Two cautions, though. First, the hosted MiniMax API is run by a company based in China. China’s 2017 National Intelligence Law can require local firms to cooperate with the government. For sensitive data on the hosted API, that belongs in your risk review. Self-hosting the open weights sidesteps most of that concern.

Second, check the license before you build a commercial product on M3. An earlier MiniMax model restricted commercial use without written permission. At launch, M3’s final license terms were not confirmed. Read the actual license when the weights drop, not the headline.

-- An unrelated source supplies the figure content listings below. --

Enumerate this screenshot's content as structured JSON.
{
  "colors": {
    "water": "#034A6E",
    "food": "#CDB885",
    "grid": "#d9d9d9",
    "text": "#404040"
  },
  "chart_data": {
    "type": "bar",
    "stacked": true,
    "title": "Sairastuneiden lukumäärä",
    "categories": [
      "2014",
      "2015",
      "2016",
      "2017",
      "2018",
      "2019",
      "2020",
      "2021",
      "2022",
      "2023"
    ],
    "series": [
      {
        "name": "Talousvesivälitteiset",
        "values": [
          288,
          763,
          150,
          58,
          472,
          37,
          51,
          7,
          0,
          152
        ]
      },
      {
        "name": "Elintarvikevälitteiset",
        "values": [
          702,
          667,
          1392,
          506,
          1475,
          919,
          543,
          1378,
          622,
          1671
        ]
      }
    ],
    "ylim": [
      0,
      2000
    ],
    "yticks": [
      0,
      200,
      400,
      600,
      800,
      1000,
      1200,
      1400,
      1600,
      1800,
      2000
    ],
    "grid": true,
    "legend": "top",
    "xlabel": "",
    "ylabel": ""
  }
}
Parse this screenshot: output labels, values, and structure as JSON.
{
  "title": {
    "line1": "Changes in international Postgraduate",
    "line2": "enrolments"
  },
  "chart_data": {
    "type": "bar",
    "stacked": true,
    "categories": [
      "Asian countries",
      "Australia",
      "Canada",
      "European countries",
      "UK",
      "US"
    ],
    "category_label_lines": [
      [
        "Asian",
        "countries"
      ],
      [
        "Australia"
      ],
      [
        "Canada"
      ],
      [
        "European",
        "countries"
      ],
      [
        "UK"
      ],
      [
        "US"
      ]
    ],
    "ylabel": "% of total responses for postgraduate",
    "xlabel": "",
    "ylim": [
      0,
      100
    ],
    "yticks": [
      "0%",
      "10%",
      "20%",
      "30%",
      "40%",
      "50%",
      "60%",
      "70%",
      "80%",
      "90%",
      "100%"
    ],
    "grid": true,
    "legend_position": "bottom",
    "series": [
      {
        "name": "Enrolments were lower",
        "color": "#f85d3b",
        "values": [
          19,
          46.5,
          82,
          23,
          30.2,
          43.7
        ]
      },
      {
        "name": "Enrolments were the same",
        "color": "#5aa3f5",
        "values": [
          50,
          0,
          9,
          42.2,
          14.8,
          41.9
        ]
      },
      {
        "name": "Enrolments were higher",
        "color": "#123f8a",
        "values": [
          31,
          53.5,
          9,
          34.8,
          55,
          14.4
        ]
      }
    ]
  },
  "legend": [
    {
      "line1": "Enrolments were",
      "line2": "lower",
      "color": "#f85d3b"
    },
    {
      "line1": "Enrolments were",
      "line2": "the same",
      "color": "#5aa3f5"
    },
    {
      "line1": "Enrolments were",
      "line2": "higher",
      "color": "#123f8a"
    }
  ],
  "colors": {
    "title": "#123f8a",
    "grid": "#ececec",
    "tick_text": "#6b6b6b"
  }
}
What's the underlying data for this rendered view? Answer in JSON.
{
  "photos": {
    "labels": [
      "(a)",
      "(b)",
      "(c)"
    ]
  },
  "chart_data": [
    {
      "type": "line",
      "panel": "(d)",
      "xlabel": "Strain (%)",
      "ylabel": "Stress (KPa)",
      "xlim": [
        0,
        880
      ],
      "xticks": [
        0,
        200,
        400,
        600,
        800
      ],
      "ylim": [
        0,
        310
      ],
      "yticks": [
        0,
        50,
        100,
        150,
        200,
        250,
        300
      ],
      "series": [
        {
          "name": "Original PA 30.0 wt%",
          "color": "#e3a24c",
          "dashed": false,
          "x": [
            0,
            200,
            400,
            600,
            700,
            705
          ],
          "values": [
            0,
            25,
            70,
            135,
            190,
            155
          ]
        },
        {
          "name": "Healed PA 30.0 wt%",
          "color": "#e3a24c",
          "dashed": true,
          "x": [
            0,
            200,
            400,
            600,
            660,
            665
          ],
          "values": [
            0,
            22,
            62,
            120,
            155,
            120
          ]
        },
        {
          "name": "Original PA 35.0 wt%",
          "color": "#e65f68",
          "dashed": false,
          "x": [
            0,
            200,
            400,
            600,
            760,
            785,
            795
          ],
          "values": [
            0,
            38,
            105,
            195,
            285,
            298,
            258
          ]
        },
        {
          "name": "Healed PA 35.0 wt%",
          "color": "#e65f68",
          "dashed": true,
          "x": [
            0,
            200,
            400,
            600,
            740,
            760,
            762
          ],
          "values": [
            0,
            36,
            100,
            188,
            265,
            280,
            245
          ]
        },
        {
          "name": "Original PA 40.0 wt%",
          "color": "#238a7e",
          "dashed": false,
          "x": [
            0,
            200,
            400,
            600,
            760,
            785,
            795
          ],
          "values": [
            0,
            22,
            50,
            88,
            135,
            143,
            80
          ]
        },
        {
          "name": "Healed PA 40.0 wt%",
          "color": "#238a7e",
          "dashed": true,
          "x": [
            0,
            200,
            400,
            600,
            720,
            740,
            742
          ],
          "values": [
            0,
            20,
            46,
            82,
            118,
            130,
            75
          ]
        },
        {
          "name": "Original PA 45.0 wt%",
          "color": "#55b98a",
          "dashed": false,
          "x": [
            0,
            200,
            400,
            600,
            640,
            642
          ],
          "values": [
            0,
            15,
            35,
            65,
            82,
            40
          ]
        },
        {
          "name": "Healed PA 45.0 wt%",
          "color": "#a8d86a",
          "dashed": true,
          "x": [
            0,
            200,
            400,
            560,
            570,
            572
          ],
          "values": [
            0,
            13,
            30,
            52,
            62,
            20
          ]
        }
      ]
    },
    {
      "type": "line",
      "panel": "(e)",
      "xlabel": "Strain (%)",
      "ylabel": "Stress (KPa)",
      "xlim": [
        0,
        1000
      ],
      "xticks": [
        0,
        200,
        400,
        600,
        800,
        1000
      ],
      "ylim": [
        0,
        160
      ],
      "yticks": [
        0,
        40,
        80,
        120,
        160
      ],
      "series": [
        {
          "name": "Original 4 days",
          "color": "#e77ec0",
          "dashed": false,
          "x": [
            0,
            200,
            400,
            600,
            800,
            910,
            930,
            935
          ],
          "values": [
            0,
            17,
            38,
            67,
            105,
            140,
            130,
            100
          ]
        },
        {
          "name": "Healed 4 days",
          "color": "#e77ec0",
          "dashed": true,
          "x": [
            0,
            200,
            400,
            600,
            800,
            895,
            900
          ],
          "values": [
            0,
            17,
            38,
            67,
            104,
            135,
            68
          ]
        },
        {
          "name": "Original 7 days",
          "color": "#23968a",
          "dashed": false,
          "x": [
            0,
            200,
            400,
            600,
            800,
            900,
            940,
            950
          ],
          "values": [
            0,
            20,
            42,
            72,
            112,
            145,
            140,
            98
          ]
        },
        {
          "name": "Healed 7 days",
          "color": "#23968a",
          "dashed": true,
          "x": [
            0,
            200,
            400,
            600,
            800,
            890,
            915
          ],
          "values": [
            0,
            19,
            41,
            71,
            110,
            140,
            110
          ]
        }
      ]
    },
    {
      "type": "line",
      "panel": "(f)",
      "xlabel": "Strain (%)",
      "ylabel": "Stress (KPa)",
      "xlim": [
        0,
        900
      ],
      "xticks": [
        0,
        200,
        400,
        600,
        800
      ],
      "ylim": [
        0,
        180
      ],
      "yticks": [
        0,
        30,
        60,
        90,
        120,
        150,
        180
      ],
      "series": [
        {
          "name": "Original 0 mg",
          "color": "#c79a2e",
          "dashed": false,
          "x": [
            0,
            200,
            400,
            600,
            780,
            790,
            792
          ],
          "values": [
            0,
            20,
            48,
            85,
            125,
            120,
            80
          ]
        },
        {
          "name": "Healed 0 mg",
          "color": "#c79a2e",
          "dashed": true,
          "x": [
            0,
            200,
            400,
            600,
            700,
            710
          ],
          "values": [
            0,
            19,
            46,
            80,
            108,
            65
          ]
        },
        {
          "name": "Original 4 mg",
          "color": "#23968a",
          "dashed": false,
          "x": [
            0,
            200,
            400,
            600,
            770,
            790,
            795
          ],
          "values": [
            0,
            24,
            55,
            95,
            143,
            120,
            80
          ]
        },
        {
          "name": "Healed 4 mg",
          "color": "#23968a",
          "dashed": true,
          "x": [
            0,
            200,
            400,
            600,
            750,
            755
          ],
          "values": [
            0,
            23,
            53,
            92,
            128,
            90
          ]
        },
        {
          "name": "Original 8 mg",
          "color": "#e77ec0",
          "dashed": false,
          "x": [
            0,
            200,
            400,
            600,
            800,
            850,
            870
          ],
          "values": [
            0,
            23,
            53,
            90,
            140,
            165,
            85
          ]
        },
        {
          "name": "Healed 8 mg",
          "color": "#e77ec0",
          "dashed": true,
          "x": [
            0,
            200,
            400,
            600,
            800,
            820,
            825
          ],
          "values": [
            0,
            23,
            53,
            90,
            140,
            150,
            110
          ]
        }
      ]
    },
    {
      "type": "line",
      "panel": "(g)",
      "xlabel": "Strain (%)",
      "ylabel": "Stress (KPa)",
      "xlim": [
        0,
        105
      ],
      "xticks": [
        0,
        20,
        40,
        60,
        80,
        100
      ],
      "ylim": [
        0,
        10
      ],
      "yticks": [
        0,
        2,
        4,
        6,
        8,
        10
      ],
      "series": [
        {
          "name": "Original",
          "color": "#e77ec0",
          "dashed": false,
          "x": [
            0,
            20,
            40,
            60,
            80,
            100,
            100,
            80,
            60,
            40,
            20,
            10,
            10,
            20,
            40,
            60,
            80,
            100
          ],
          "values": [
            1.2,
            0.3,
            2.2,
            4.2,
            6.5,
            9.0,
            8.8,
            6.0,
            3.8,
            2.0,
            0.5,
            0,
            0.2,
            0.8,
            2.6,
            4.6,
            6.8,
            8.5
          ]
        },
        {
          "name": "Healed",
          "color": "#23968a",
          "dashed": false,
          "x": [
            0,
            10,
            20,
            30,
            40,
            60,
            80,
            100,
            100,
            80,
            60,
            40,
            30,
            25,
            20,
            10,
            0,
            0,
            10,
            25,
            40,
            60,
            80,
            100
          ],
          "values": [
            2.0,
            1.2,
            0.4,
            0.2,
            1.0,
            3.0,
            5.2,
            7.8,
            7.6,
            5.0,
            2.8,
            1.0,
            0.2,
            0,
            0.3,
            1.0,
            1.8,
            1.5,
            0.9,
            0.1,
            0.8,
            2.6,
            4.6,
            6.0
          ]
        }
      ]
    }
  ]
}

Frequently asked questions

The API is paid, starting at $0.60 per million input tokens. The weights are set to be released for download within about ten days of launch. Even then, “downloadable” does not always mean “free for commercial use,” so read the license.
On MiniMax’s own SWE-Bench Pro test, M3 (59.0%) narrowly beat GPT-5.5 (58.6%). M3 also wins on price and context size. But the scores are vendor-run, and GPT-5.5 is more mature. For most teams, the honest answer is “test both on your own tasks.
That is the plan. MiniMax committed to publishing the open weights on Hugging Face and GitHub. Once they are out, you can run M3 on your own hardware and keep your data in-house.
MiniMax said within roughly ten days of the June 1, 2026 launch. Check Hugging Face and GitHub for the official drop and the technical report.
Its MiniMax Sparse Attention design. By processing only the relevant blocks of a long context, it cuts per-token compute to about one-twentieth of the previous generation. Less compute means a lower price.
It can be, if you self-host the open weights so data never leaves your systems. The hosted API needs more scrutiny because of where the company operates. Run a compliance review either way.